公開日:2023年12月23日

「VOCA展2024」のグランプリは大東忍に決定。奨励賞は上原沙也加と片山真理

『VOCA展2024』の選考結果が発表。「VOCA賞」受賞は愛知県出身の大東忍

大東忍 風景の拍子 麻布・パネルに木炭

『VOCA展2024』において、VOCA賞1名、VOCA奨励賞2名、VOCA佳作賞2名が選考会によって決定した。また大原美術館賞1名が同美術館独自の選考を経て決定した。

The Vision of Contemporary Artの頭文字をとってVOCA(ヴォーカ)展と呼ばれる本展は、全国の美術館学芸員、研究者などに40歳以下の若手作家の推薦を依頼し、その作家が平面作品の新作を出品するという方法により、毎年全国各地から未知の優れた才能を紹介している現代美術展。

12月17日、VOCA展実行委員会および公益財団法人日本美術協会上野の森美術館は、『VOCA展2024』(TheVisionofContemporaryArt/特別協賛:第一生命保険株式会社)各賞の選考会を実施。

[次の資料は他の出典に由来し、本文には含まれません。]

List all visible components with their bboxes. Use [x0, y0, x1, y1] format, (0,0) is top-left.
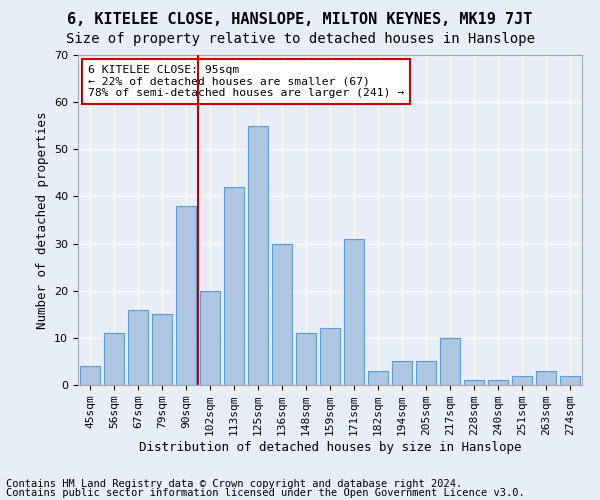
Text: 6 KITELEE CLOSE: 95sqm
← 22% of detached houses are smaller (67)
78% of semi-det: 6 KITELEE CLOSE: 95sqm ← 22% of detached… [88, 65, 404, 98]
Bar [416, 362, 436, 385]
Bar [512, 376, 532, 385]
Bar [488, 380, 508, 385]
Bar [152, 314, 172, 385]
Bar [176, 206, 196, 385]
Bar [440, 338, 460, 385]
Bar [200, 290, 220, 385]
Text: Size of property relative to detached houses in Hanslope: Size of property relative to detached ho… [65, 32, 535, 46]
Bar [392, 362, 412, 385]
Bar [128, 310, 148, 385]
Bar [464, 380, 484, 385]
Text: Contains HM Land Registry data © Crown copyright and database right 2024.: Contains HM Land Registry data © Crown c… [6, 479, 462, 489]
Bar [344, 239, 364, 385]
Bar [296, 333, 316, 385]
X-axis label: Distribution of detached houses by size in Hanslope: Distribution of detached houses by size … [139, 441, 521, 454]
Bar [320, 328, 340, 385]
Y-axis label: Number of detached properties: Number of detached properties [35, 112, 49, 329]
Bar [536, 371, 556, 385]
Text: 6, KITELEE CLOSE, HANSLOPE, MILTON KEYNES, MK19 7JT: 6, KITELEE CLOSE, HANSLOPE, MILTON KEYNE… [67, 12, 533, 28]
Bar [272, 244, 292, 385]
Bar [248, 126, 268, 385]
Bar [560, 376, 580, 385]
Bar [80, 366, 100, 385]
Text: Contains public sector information licensed under the Open Government Licence v3: Contains public sector information licen… [6, 488, 525, 498]
Bar [104, 333, 124, 385]
Bar [368, 371, 388, 385]
Bar [224, 187, 244, 385]
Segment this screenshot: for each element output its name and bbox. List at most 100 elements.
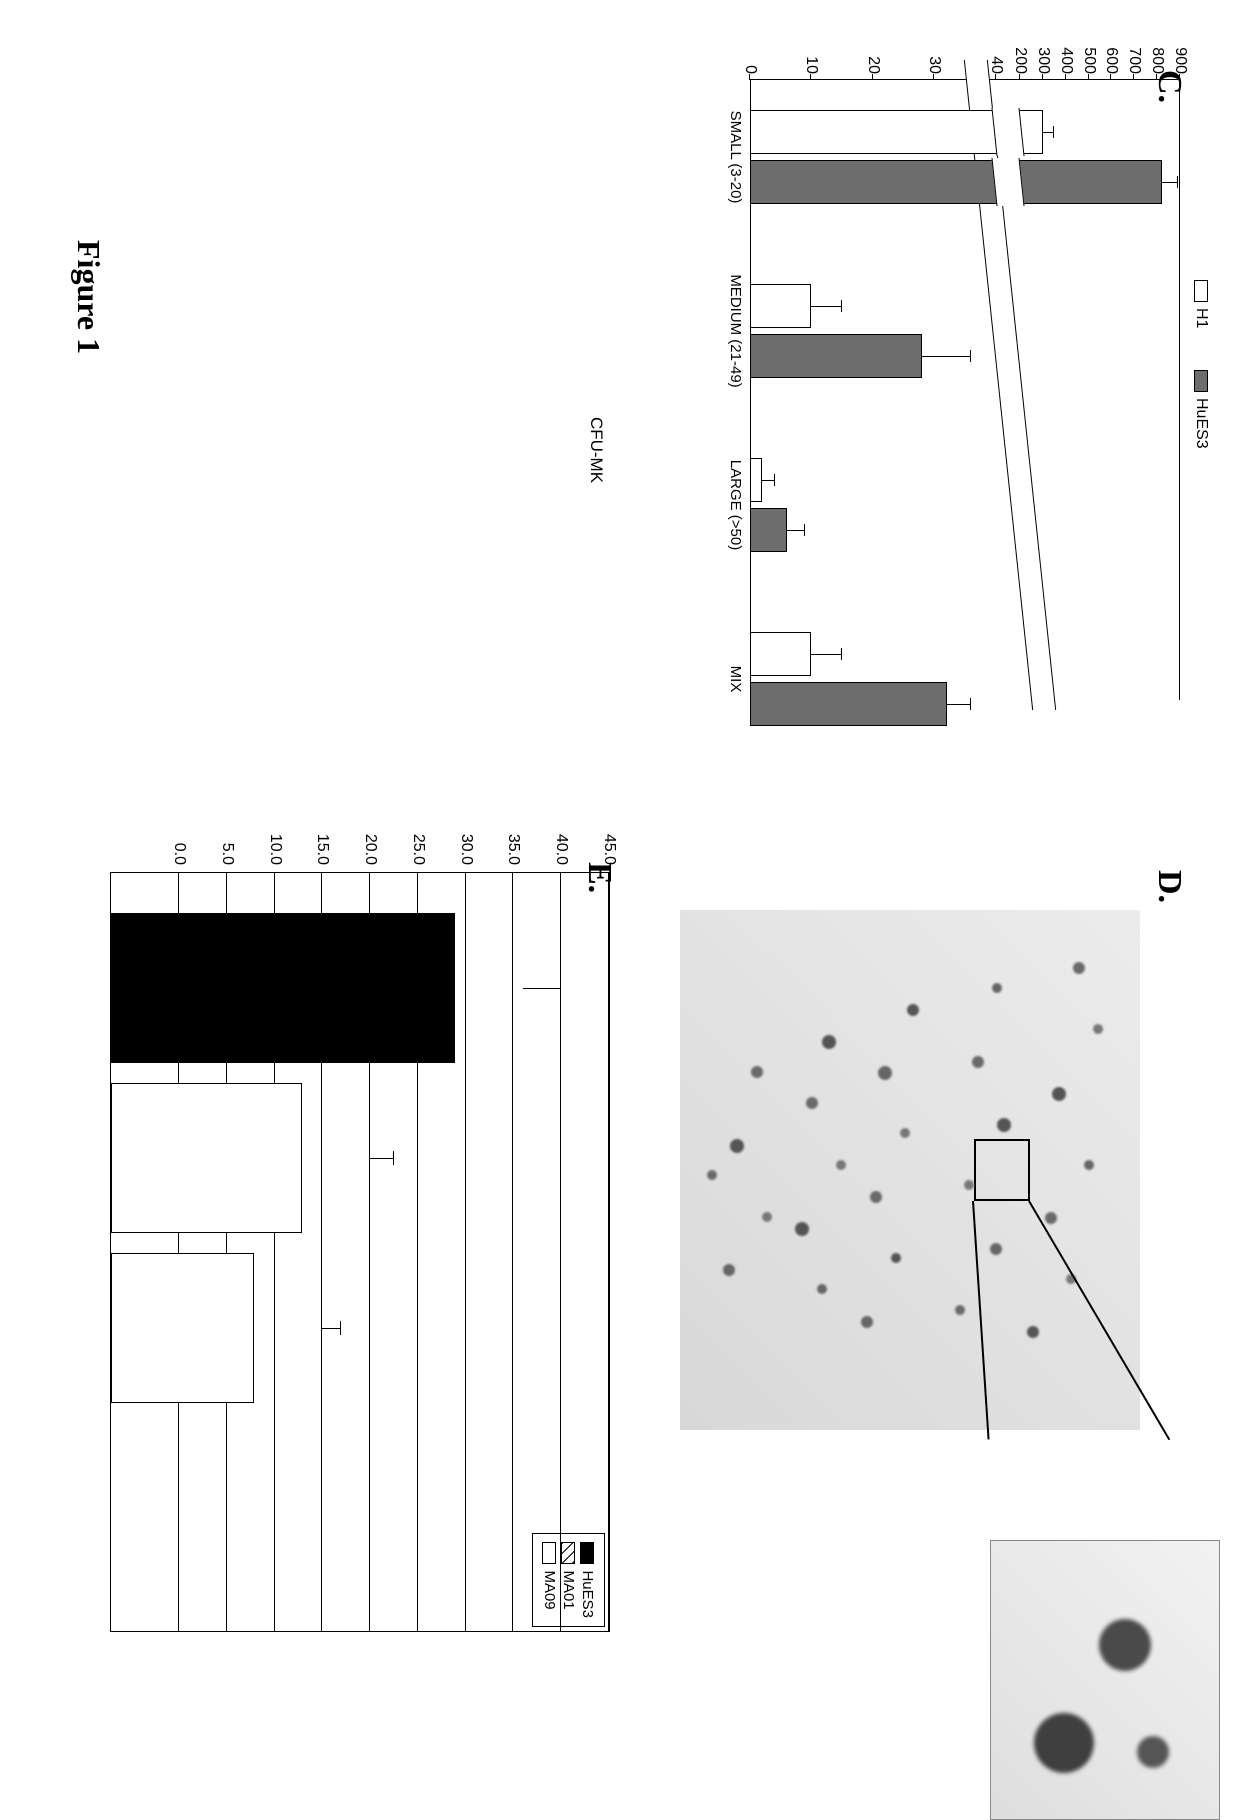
- micrograph-image: [680, 910, 1140, 1430]
- micrograph-cell: [972, 1056, 984, 1068]
- panel-c: C. H1 HuES3 2003004005006007008009000102…: [640, 80, 1180, 820]
- panel-c-errorbar: [787, 530, 805, 531]
- panel-e-bar: [111, 913, 455, 1063]
- panel-c-bar-break-mask: [991, 158, 1024, 206]
- panel-e-ytick: 0.0: [170, 819, 188, 865]
- panel-c-ytick: 800: [1148, 28, 1166, 74]
- panel-c-bar: [750, 508, 787, 552]
- panel-c-errorcap: [774, 474, 775, 486]
- panel-c-ytick: 500: [1080, 28, 1098, 74]
- panel-e-bar: [111, 1083, 302, 1233]
- panel-e-errorcap: [560, 981, 561, 995]
- micrograph-cell: [955, 1305, 965, 1315]
- panel-e: E. CD41a-% HuES3 MA01: [110, 872, 610, 1632]
- panel-c-bar-break-mask: [991, 108, 1024, 156]
- panel-e-bar: [111, 1253, 254, 1403]
- panel-c-bar: [750, 458, 762, 502]
- panel-e-errorcap: [393, 1151, 394, 1165]
- legend-e-hues3-label: HuES3: [579, 1570, 596, 1618]
- panel-c-bar: [750, 682, 947, 726]
- micrograph-cell: [707, 1170, 717, 1180]
- swatch-e-hues3: [581, 1542, 595, 1564]
- micrograph-cell: [964, 1180, 974, 1190]
- panel-c-xtitle: CFU-MK: [586, 80, 606, 820]
- panel-c-ytick: 30: [926, 28, 944, 74]
- panel-c-errorcap: [841, 648, 842, 660]
- micrograph-cell: [730, 1139, 744, 1153]
- panel-e-gridline: [512, 873, 513, 1631]
- panel-c-errorcap: [804, 524, 805, 536]
- panel-c-bar: [750, 284, 812, 328]
- micrograph-cell: [1027, 1326, 1039, 1338]
- panel-c-ytick: 0: [741, 28, 759, 74]
- figure-caption: Figure 1: [70, 240, 107, 354]
- micrograph-cell: [1073, 962, 1085, 974]
- micrograph-cell: [762, 1212, 772, 1222]
- panel-d: D.: [640, 880, 1180, 1640]
- micrograph-cell: [992, 983, 1002, 993]
- panel-c-ytick-mark: [749, 74, 750, 80]
- swatch-h1: [1194, 280, 1208, 302]
- panel-e-ytick: 10.0: [266, 819, 284, 865]
- panel-c-xlabel: MEDIUM (21-49): [727, 264, 744, 398]
- panel-c-ytick-mark: [1133, 74, 1134, 80]
- micrograph-cell: [806, 1097, 818, 1109]
- micrograph-cell: [990, 1243, 1002, 1255]
- swatch-e-ma09: [543, 1542, 557, 1564]
- panel-e-errorcap: [340, 1321, 341, 1335]
- panel-c-ytick-mark: [1042, 74, 1043, 80]
- panel-c-ytick-mark: [1088, 74, 1089, 80]
- panel-c-xlabel: LARGE (>50): [727, 438, 744, 572]
- panel-e-chart: HuES3 MA01 MA09 0.05.010.015.020.025.030…: [180, 872, 610, 1502]
- micrograph-cell: [795, 1222, 809, 1236]
- micrograph-cell: [907, 1004, 919, 1016]
- legend-e-ma01-label: MA01: [560, 1570, 577, 1609]
- panel-c-ytick-mark: [934, 74, 935, 80]
- legend-hues3: HuES3: [1192, 370, 1210, 449]
- inset-cell: [1137, 1736, 1169, 1768]
- micrograph-cell: [900, 1128, 910, 1138]
- panel-c-ytick-mark: [811, 74, 812, 80]
- panel-e-gridline: [465, 873, 466, 1631]
- panel-c-ytick-mark: [995, 74, 996, 80]
- panel-c-errorbar: [812, 306, 843, 307]
- panel-e-ytick: 5.0: [218, 819, 236, 865]
- panel-e-ytick: 30.0: [457, 819, 475, 865]
- panel-e-ytick: 20.0: [361, 819, 379, 865]
- panel-c-ytick: 20: [864, 28, 882, 74]
- legend-h1-label: H1: [1192, 308, 1210, 328]
- micrograph-cell: [1052, 1087, 1066, 1101]
- panel-c-ytick: 40: [987, 28, 1005, 74]
- panel-e-ytick: 35.0: [504, 819, 522, 865]
- panel-e-errorbar: [370, 1158, 394, 1159]
- micrograph-cell: [878, 1066, 892, 1080]
- inset-cell: [1099, 1619, 1151, 1671]
- panel-c-ytick: 10: [803, 28, 821, 74]
- panel-c-errorbar: [812, 654, 843, 655]
- legend-row-hues3: HuES3: [579, 1542, 596, 1618]
- micrograph-cell: [822, 1035, 836, 1049]
- micrograph-inset: [990, 1540, 1220, 1820]
- panel-c-topborder: [1179, 80, 1180, 700]
- micrograph-cell: [861, 1316, 873, 1328]
- panel-c-ytick: 200: [1011, 28, 1029, 74]
- panel-c-ytick-mark: [1179, 74, 1180, 80]
- panel-c-bar: [750, 334, 922, 378]
- panel-c-ytick-mark: [872, 74, 873, 80]
- micrograph-cell: [817, 1284, 827, 1294]
- micrograph-cell: [1093, 1024, 1103, 1034]
- panel-c-ytick-mark: [1019, 74, 1020, 80]
- panel-c-errorbar: [1162, 182, 1178, 183]
- micrograph-cell: [870, 1191, 882, 1203]
- panel-c-xlabel: SMALL (3-20): [727, 90, 744, 224]
- legend-e-ma09-label: MA09: [541, 1570, 558, 1609]
- panel-c-errorcap: [841, 300, 842, 312]
- micrograph-cell: [1084, 1160, 1094, 1170]
- panel-c-ytick-mark: [1110, 74, 1111, 80]
- micrograph-cell: [1045, 1212, 1057, 1224]
- panel-c-ytick: 900: [1171, 28, 1189, 74]
- roi-box: [974, 1139, 1029, 1201]
- panel-c-bar: [750, 632, 812, 676]
- panel-e-ytick: 40.0: [552, 819, 570, 865]
- panel-c-ytick: 600: [1102, 28, 1120, 74]
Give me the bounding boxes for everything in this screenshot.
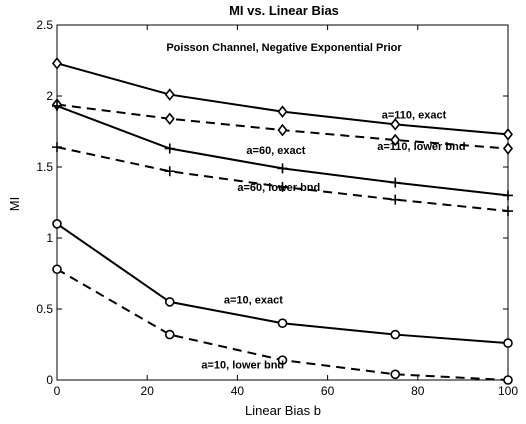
data-point [164, 297, 175, 307]
x-tick-label: 80 [411, 384, 425, 398]
data-point [277, 163, 288, 174]
data-point [52, 264, 62, 275]
data-point [503, 338, 513, 348]
data-point [277, 318, 288, 329]
data-point [277, 355, 288, 365]
data-point [390, 133, 401, 147]
data-point [502, 128, 514, 141]
series-annotation: a=60, exact [246, 145, 305, 157]
series-annotation: a=60, lower bnd [237, 182, 320, 194]
y-tick-label: 2 [46, 89, 53, 103]
x-tick-label: 20 [141, 384, 155, 398]
data-point [503, 206, 513, 217]
data-point [52, 219, 62, 229]
x-tick-label: 0 [54, 384, 61, 398]
series-3 [52, 142, 513, 217]
data-point [277, 123, 288, 137]
data-point [503, 190, 513, 201]
x-tick-label: 60 [321, 384, 335, 398]
series-4 [52, 219, 513, 348]
data-point [390, 194, 401, 205]
annotation-layer: a=110, exact a=110, lower bnd a=60, exact a… [201, 110, 465, 372]
series-1 [51, 98, 514, 155]
x-tick-label: 100 [498, 384, 518, 398]
data-point [52, 142, 62, 153]
y-tick-label: 0 [46, 373, 53, 387]
data-point [51, 57, 63, 70]
data-point [390, 118, 401, 131]
series-annotation: a=10, exact [224, 294, 283, 306]
y-tick-label: 0.5 [36, 302, 53, 316]
data-point [164, 88, 175, 101]
series-annotation: a=110, lower bnd [377, 141, 465, 153]
y-tick-label: 1.5 [36, 160, 53, 174]
series-annotation: a=10, lower bnd [201, 360, 284, 372]
x-axis: 0 20 40 60 80 100 [54, 25, 518, 398]
series-annotation: a=110, exact [382, 110, 447, 122]
y-tick-label: 2.5 [36, 18, 53, 32]
y-axis-label: MI [7, 197, 22, 211]
series-layer [51, 57, 514, 385]
data-point [503, 375, 513, 385]
y-tick-label: 1 [46, 231, 53, 245]
y-axis: 0 0.5 1 1.5 2 2.5 [36, 18, 508, 387]
data-point [277, 181, 288, 192]
data-point [277, 105, 288, 118]
data-point [164, 112, 175, 126]
data-point [390, 329, 401, 340]
series-0 [51, 57, 514, 141]
data-point [52, 100, 62, 111]
chart-title: MI vs. Linear Bias [229, 3, 339, 18]
data-point [390, 177, 401, 188]
series-5 [52, 264, 513, 385]
series-2 [52, 100, 513, 201]
x-axis-label: Linear Bias b [245, 403, 321, 418]
chart-subtitle: Poisson Channel, Negative Exponential Pr… [166, 42, 402, 54]
data-point [502, 142, 514, 155]
data-point [164, 166, 175, 177]
data-point [164, 143, 175, 154]
x-tick-label: 40 [231, 384, 245, 398]
data-point [164, 329, 175, 340]
data-point [390, 369, 401, 380]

出品作家31名による作品の中から、グランプリとなるVOCA賞に大東忍の《風景の拍子》を選出した。

大東忍 風景の拍子 麻布・パネルに木炭

大東は秋田県秋田市在住(愛知県出身)。ひと気のない街や辺境地を歩き、夜の暗がりのなかで踊り、その風景を描くという実践を繰り返してきた。受賞作《風景の拍子》は秋田の新屋地域の風景を題材としている。木炭で丹念に描かれた黒白の画面には吸い込まれそうな深い奥行きと広がりがあり、ありふれた風景のなかに記憶や痕跡、時間といった見えないものを見せる力が高く評価された。
推薦者は石倉敏明(秋田公立美術大学准教授人類学者)。

選考委員は、植松由佳(委員長/国立国際美術館学芸課長)、荒木夏実(東京藝術大学准教授)、川浪千鶴(インディペンデント・キュレーター)、丹羽晴美(東京都現代美術館事業企画課長)、前山裕司(新潟市美術館特任館長)。

そのほかの各賞は、「VOCA奨励賞」に上原沙也加《幽霊たちの庭》と、片山真理「red shoes」シリーズ、「VOCA佳作賞」に佐々瞬《そこに暮らす人々は自らの歴史を記した》と笹岡由梨子《Animale /ベルリンのマーケットで働くクマ》が選出された。

また大原美術館賞には上原沙也加 《幽霊たちの庭》が選出された。

受賞作品を含め全31作品を一堂に展示する『VOCA展2024』は、2024年3月14日から3月30日まで、上野の森美術館(東京都台東区)にて開催される。